Nour-Eddine Jalil, également chercheur associé au muséum d’Histoire naturelle de Marrakech et du Département de Géologie de la FSSM (Université Cadi ayyad), souligne, également que "cette belle et heureuse découverte vient enrichir nos connaissances sur la paléo-biodiversité et jeter la lumière sur l'importance des données paléontologiques du Maroc".

« Quand on parle de la richesse marocaine en phosphates, on évoque l'aspect économique et l’industrie chimique des phosphates. On évoque aussi les immenses réserves qui font de notre pays le leader mondial sur le marché du phosphate. Toutefois, il existe une autre richesse et une autre caractéristique des phosphates dont on ne parle que rarement et qui est aussi très importante. Celle que représentent les restes fossilisés de très nombreux organismes conservés dans les phosphates. Ajnabia fait partie de cette richesse », affirme le paléontologue marocain.

La genèse des phosphates du Maroc a commencé il y a environ 72 MA, vers la fin de l’époque géologique qu’on appelle le Crétacé. Elle a eu lieu dans une mer intérieure peu profonde qui recouvrait une partie du Nord du Maroc. Cette mer regorgeait d'une vie foisonnante illustrée aujourd'hui par la multitude et la grande diversité des fossiles des phosphates du Maroc. Plusieurs grands groupes taxonomiques sont aujourd'hui recensés dans les phosphates du Maroc : les requins et raies, extraordinairement abondants et diversifiés, des poissons osseux, des varanoïdes, des serpents, des mosasauridés, des crocodyliformes, des plésiosaures, des reptiles volants ptérosaures, des dinosaures carnivores et herbivores, des oiseaux, des tortues et des mammifères, explique-t-il.

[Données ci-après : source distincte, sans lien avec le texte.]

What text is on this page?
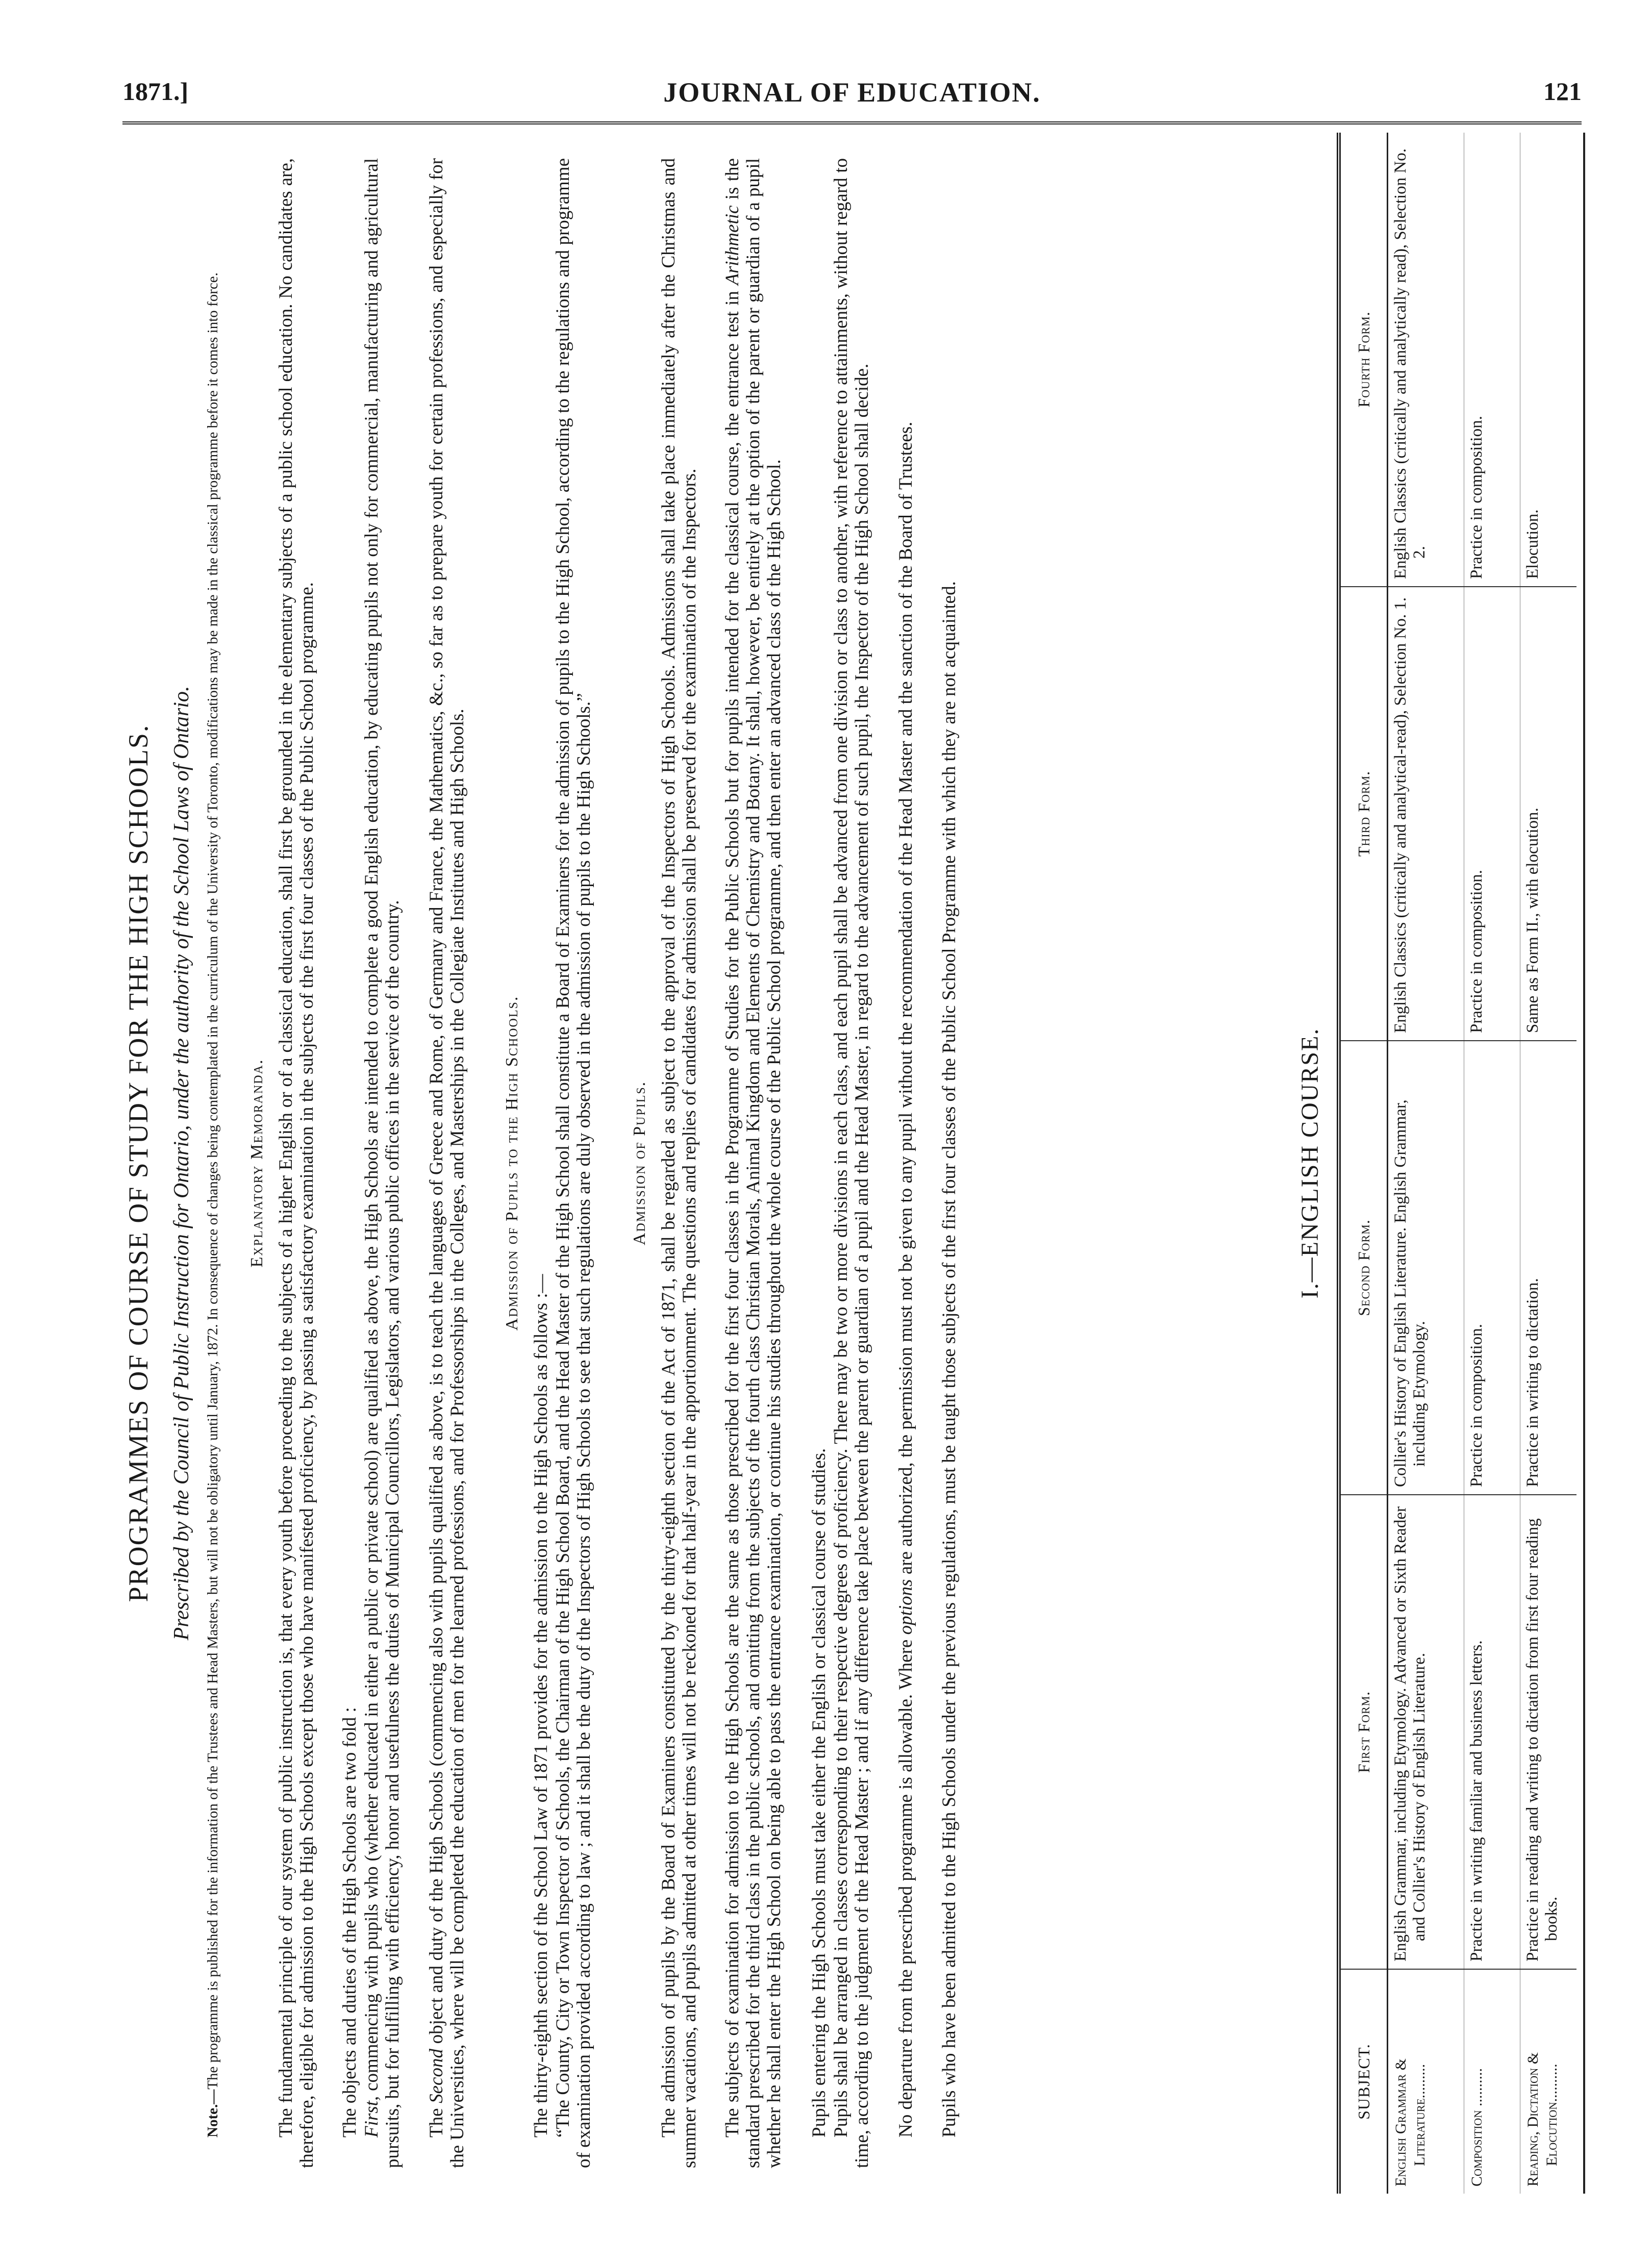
1871.]	JOURNAL OF EDUCATION.	121
PROGRAMMES OF COURSE OF STUDY FOR THE HIGH SCHOOLS. Prescribed by the Council of Public Instruction for Ontario, under the authority of the School Laws of Ontario.
Note.—The programme is published for the information of the Trustees and Head Masters, but will not be obligatory until January, 1872. In consequence of changes being contemplated in the curriculum of the University of Toronto, modifications may be made in the classical programme before it comes into force. Explanatory Memoranda. The fundamental principle of our system of public instruction is, that every youth before proceeding to the subjects of a higher English or of a classical education, shall first be grounded in the elementary subjects of a public school education. No candidates are, therefore, eligible for admission to the High Schools except those who have manifested proficiency, by passing a satisfactory examination in the subjects of the first four classes of the Public School programme. The objects and duties of the High Schools are two fold : First, commencing with pupils who (whether educated in either a public or private school) are qualified as above, the High Schools are intended to complete a good English education, by educating pupils not only for commercial, manufacturing and agricultural pursuits, but for fulfilling with efficiency, honor and usefulness the duties of Municipal Councillors, Legislators, and various public offices in the service of the country. The Second object and duty of the High Schools (commencing also with pupils qualified as above, is to teach the languages of Greece and Rome, of Germany and France, the Mathematics, &c., so far as to prepare youth for certain professions, and especially for the Universities, where will be completed the education of men for the learned professions, and for Professorships in the Colleges, and Masterships in the Collegiate Institutes and High Schools. Admission of Pupils to the High Schools.
The thirty-eighth section of the School Law of 1871 provides for the admission to the High Schools as follows :— “The County, City or Town Inspector of Schools, the Chairman of the High School Board, and the Head Master of the High School shall constitute a Board of Examiners for the admission of pupils to the High School, according to the regulations and programme of examination provided according to law ; and it shall be the duty of the Inspectors of High Schools to see that such regulations are duly observed in the admission of pupils to the High Schools.” Admission of Pupils. The admission of pupils by the Board of Examiners constituted by the thirty-eighth section of the Act of 1871, shall be regarded as subject to the approval of the Inspectors of High Schools. Admissions shall take place immediately after the Christmas and summer vacations, and pupils admitted at other times will not be reckoned for that half-year in the apportionment. The questions and replies of candidates for admission shall be preserved for the examination of the Inspectors. The subjects of examination for admission to the High Schools are the same as those prescribed for the first four classes in the Programme of Studies for the Public Schools but for pupils intended for the classical course, the entrance test in Arithmetic is the standard prescribed for the third class in the public schools, and omitting from the subjects of the fourth class Christian Morals, Animal Kingdom and Elements of Chemistry and Botany. It shall, however, be entirely at the option of the parent or guardian of a pupil whether he shall enter the High School on being able to pass the entrance examination, or continue his studies throughout the whole course of the Public School programme, and then enter an advanced class of the High School. Pupils entering the High Schools must take either the English or classical course of studies. Pupils shall be arranged in classes corresponding to their respective degrees of proficiency. There may be two or more divisions in each class, and each pupil shall be advanced from one division or class to another, with reference to attainments, without regard to time, according to the judgment of the Head Master ; and if any difference take place between the parent or guardian of a pupil and the Head Master, in regard to the advancement of such pupil, the Inspector of the High School shall decide. No departure from the prescribed programme is allowable. Where options are authorized, the permission must not be given to any pupil without the recommendation of the Head Master and the sanction of the Board of Trustees. Pupils who have been admitted to the High Schools under the previous regulations, must be taught those subjects of the first four classes of the Public School Programme with which they are not acquainted.	I.—ENGLISH COURSE.
SUBJECT.	First Form.	Second Form.	Third Form.	Fourth Form.

English Grammar & Literature.........	English Grammar, including Etymology. Advanced or Sixth Reader and Collier's History of English Literature.	Collier's History of English Literature. English Grammar, including Etymology.	English Classics (critically and analytical-read), Selection No. 1.	English Classics (critically and analytically read), Selection No. 2.

Composition ..........	Practice in writing familiar and business letters.	Practice in composition.	Practice in composition.	Practice in composition.

Reading, Dictation & Elocution..........	Practice in reading and writing to dictation from first four reading books.	Practice in writing to dictation.	Same as Form II., with elocution.	Elocution.
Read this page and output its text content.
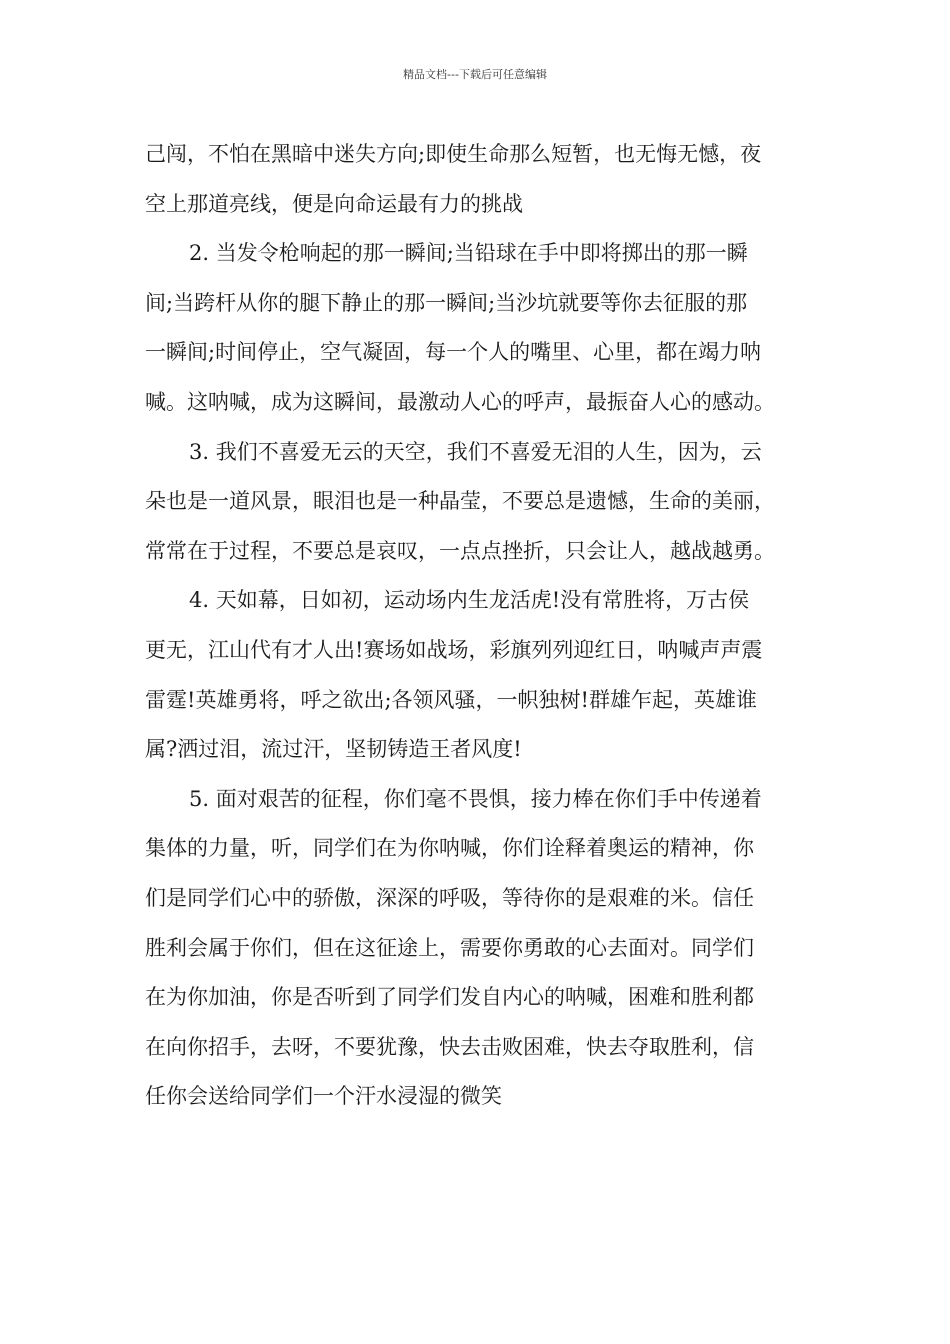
精品文档---下载后可任意编辑
己闯，不怕在黑暗中迷失方向;即使生命那么短暂，也无悔无憾，夜
空上那道亮线，便是向命运最有力的挑战
2. 当发令枪响起的那一瞬间;当铅球在手中即将掷出的那一瞬
间;当跨杆从你的腿下静止的那一瞬间;当沙坑就要等你去征服的那
一瞬间;时间停止，空气凝固，每一个人的嘴里、心里，都在竭力呐
喊。这呐喊，成为这瞬间，最激动人心的呼声，最振奋人心的感动。
3. 我们不喜爱无云的天空，我们不喜爱无泪的人生，因为，云
朵也是一道风景，眼泪也是一种晶莹，不要总是遗憾，生命的美丽，
常常在于过程，不要总是哀叹，一点点挫折，只会让人，越战越勇。
4. 天如幕，日如初，运动场内生龙活虎!没有常胜将，万古侯
更无，江山代有才人出!赛场如战场，彩旗列列迎红日，呐喊声声震
雷霆!英雄勇将，呼之欲出;各领风骚，一帜独树!群雄乍起，英雄谁
属?洒过泪，流过汗，坚韧铸造王者风度!
5. 面对艰苦的征程，你们毫不畏惧，接力棒在你们手中传递着
集体的力量，听，同学们在为你呐喊，你们诠释着奥运的精神，你
们是同学们心中的骄傲，深深的呼吸，等待你的是艰难的米。信任
胜利会属于你们，但在这征途上，需要你勇敢的心去面对。同学们
在为你加油，你是否听到了同学们发自内心的呐喊，困难和胜利都
在向你招手，去呀，不要犹豫，快去击败困难，快去夺取胜利，信
任你会送给同学们一个汗水浸湿的微笑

« Ces fossiles nous racontent une histoire longue d'environ 26 millions d'années. De la fin du Mésozoïque (ère de la vie moyenne) au début du Cénozoïque (ère de la vie récente), ces fossiles offrent une des rares fenêtres sur une période-clé de l'histoire évolutive des vertébrés. Ils nous renseignent aussi sur deux crises biologiques majeures : la crise Crétacé - Tertiaire (C – T) qui a vu la disparition des dinosaures (non-volants), des ptérosaures et des grands reptiles marins et l'émergence des mammifères et la crise du Paléocène - Eocène qui a vu la disparition des mammifères placentaires archaïques et leur remplacement par les ordres modernes », abonde ce passionné du monde mystérieux des dinosaures.

« Ajnabia Odysseus fait partie des dinosaures les plus récents connus, pas loin de la chute du météorite qui sonnera le glas des dinosaures », affirme-t-il. Sa présence en Afrique était, jusqu’à cette « belle et heureuse découverte », pour le moins inimaginable.

« Les dinosaures à becs de canard sont surtout connus en Amérique du Nord et se sont répandus en Amérique du Sud, en Asie et en Europe. A l’époque l'Afrique était un continent insulaire séparé des autres continents par de vastes océans », explique le paléontologue marocain, soulignant qu’avant la découverte d’Ajnabia, il était inimaginable que des « becs de canard » soient en Afrique, car le continent avait sa propre faune qui traduit son histoire géologique.

L’analyse de la distribution biogéographique des dinosaures à bec de canard a montré que les Lambéosaurinés avaient évolué en Amérique du Nord, puis se sont répandus en empruntant un pont terrestre vers l'Asie. De là, ils ont colonisé l'Europe, et enfin l'Afrique.

« Vu le contexte paléogéographique de l’époque, les becs de canard ont dû traverser des centaines de kilomètres dérivant sur des îles flottantes faites de débris de bois ou nageant pour coloniser le continent africain. Ils étaient probablement de bons nageurs comme le laissent supposer leurs grandes queues et leurs pattes puissantes », explique-t-il.

Et de faire observer que les restes d’Ajnabia défient les règles de la distribution des faunes terrestres. Ils montrent que les mers séparant l’Europe de l’Afrique n’étaient pas si infranchissables qu'on le pensait, du moins ne le furent-ils pas pour les ancêtres d’Ajnabia.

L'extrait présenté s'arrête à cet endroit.